The Historical Society of Moorestown, headquartered in the historic Smith-Cadbury Mansion House Museum, has been on a 50-year mission to preserve township history and educate residents about how their hometown came to be, its historical significance and its role in the surrounding area.
“We give people some insight into why things in Moorestown are the way they are, how different designs came to be and why certain neighborhoods are where they are, and in some cases, it helps us understand who these roads are named after,” historical society president Mickey DiCamillo said.
The township holds a lot of historical weight in South Jersey; it is among the first established towns in the area, dating back to the 1600s. Moorestown’s history includes some of the earliest Quaker settlements and interactions with the Lenape people.
The historical society will host its 50th anniversary celebration from 6 to 10 p.m., Saturday, Nov. 16, at the Laurel Creek Country Club, 701 Centerton Road in Mt. Laurel. Tickets for the evening are $100 per person, or $700 to reserve a table for eight. The event will include dinner, cocktails, a silent auction and a special guest speaker presentation.

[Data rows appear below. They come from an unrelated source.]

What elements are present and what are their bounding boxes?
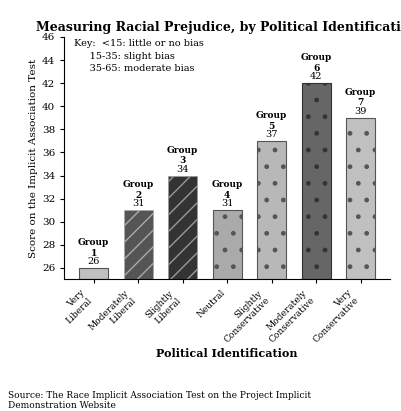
Text: 31: 31 bbox=[220, 199, 233, 208]
Text: 31: 31 bbox=[132, 199, 144, 208]
Title: Measuring Racial Prejudice, by Political Identification: Measuring Racial Prejudice, by Political… bbox=[36, 21, 401, 35]
Text: Key:  <15: little or no bias
     15-35: slight bias
     35-65: moderate bias: Key: <15: little or no bias 15-35: sligh… bbox=[74, 39, 203, 74]
Text: Group
6: Group 6 bbox=[300, 53, 331, 73]
Text: Group
3: Group 3 bbox=[166, 146, 198, 165]
Bar bbox=[301, 83, 330, 279]
Text: Group
1: Group 1 bbox=[78, 238, 109, 258]
Text: 42: 42 bbox=[309, 72, 322, 81]
Text: Group
7: Group 7 bbox=[344, 88, 375, 107]
Bar bbox=[124, 210, 152, 279]
Bar bbox=[212, 210, 241, 279]
Text: Group
4: Group 4 bbox=[211, 180, 242, 200]
Bar bbox=[79, 268, 108, 279]
Y-axis label: Score on the Implicit Association Test: Score on the Implicit Association Test bbox=[29, 59, 38, 258]
Text: 34: 34 bbox=[176, 165, 188, 174]
Text: 26: 26 bbox=[87, 257, 99, 266]
Text: Group
5: Group 5 bbox=[255, 111, 287, 131]
Text: 39: 39 bbox=[354, 107, 366, 116]
Bar bbox=[345, 118, 374, 279]
Bar bbox=[168, 175, 196, 279]
X-axis label: Political Identification: Political Identification bbox=[156, 348, 297, 359]
Text: 37: 37 bbox=[265, 130, 277, 139]
Text: Group
2: Group 2 bbox=[122, 180, 153, 200]
Text: Source: The Race Implicit Association Test on the Project Implicit
Demonstration: Source: The Race Implicit Association Te… bbox=[8, 391, 310, 410]
Bar bbox=[257, 141, 286, 279]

Funds collected from the event will go toward maintaining the society itself, the Smith-Cadbury Mansion House Museum and the programs the society provides.

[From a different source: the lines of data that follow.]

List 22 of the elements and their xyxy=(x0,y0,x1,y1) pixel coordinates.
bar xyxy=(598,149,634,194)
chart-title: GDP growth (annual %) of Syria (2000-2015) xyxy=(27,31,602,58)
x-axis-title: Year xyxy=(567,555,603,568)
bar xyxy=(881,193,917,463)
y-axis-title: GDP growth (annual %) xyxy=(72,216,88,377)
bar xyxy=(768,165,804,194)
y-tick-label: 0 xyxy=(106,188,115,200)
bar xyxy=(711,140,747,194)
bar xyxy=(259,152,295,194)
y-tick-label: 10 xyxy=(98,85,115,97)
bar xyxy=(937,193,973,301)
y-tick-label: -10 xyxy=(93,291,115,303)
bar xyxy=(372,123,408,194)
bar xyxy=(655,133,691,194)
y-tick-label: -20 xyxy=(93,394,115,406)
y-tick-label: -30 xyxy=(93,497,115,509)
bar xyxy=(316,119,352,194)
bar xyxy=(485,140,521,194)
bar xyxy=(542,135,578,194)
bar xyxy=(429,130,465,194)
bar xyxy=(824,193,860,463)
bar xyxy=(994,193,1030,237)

The silent auction will feature a number of paintings by artists from Moorestown and paintings featuring scenes from the township, such as the piece “Mill Street” by artist Benjamin Eisenstat. Also up for auction will be tickets to area museums complete with dinner gift certificates.
Guest speaker Robert Wittman is a former FBI special agent and founder of the FBI Art Crime Task Force. His presentation will cover his career as an undercover agent and the recovery of more than $300 million dollars of stolen art and artifacts. A significant portion of his work actually took place in the areas of Philadelphia and South Jersey. Wittman is also the author of the books “Priceless: How I Went Undercover to Rescue the World’s Stolen Treasures,” and “The Devil’s Diary: Alfred Rosenberg and the Stolen Secrets of the Third Reich.”
Having reached 50 years of existence, the historical society has a past of its own in Moorestown. Its roots can be traced back to the former editor and owner of the local publication The Moorestown Chronicle, Percy Lovell. Lovell was known for his column, “Under the Old Hat of the Country Editor,” and his habit of reporting on good news.
Fast forward to 1969, when a volunteer organization was formed in Moorestown by the local Rotary Club and a group of like-minded individuals interested in preserving local historical documents, artifacts and memorabilia. Among the items collected by the group was Lovell’s old Stetson hat.
A committee was appointed to explore establishing a local museum of sorts for Lovell’s hat to reside. The effort led to the formation of the historical society, which was organized Oct. 8, 1969 and officially incorporated on Nov. 19 of that year.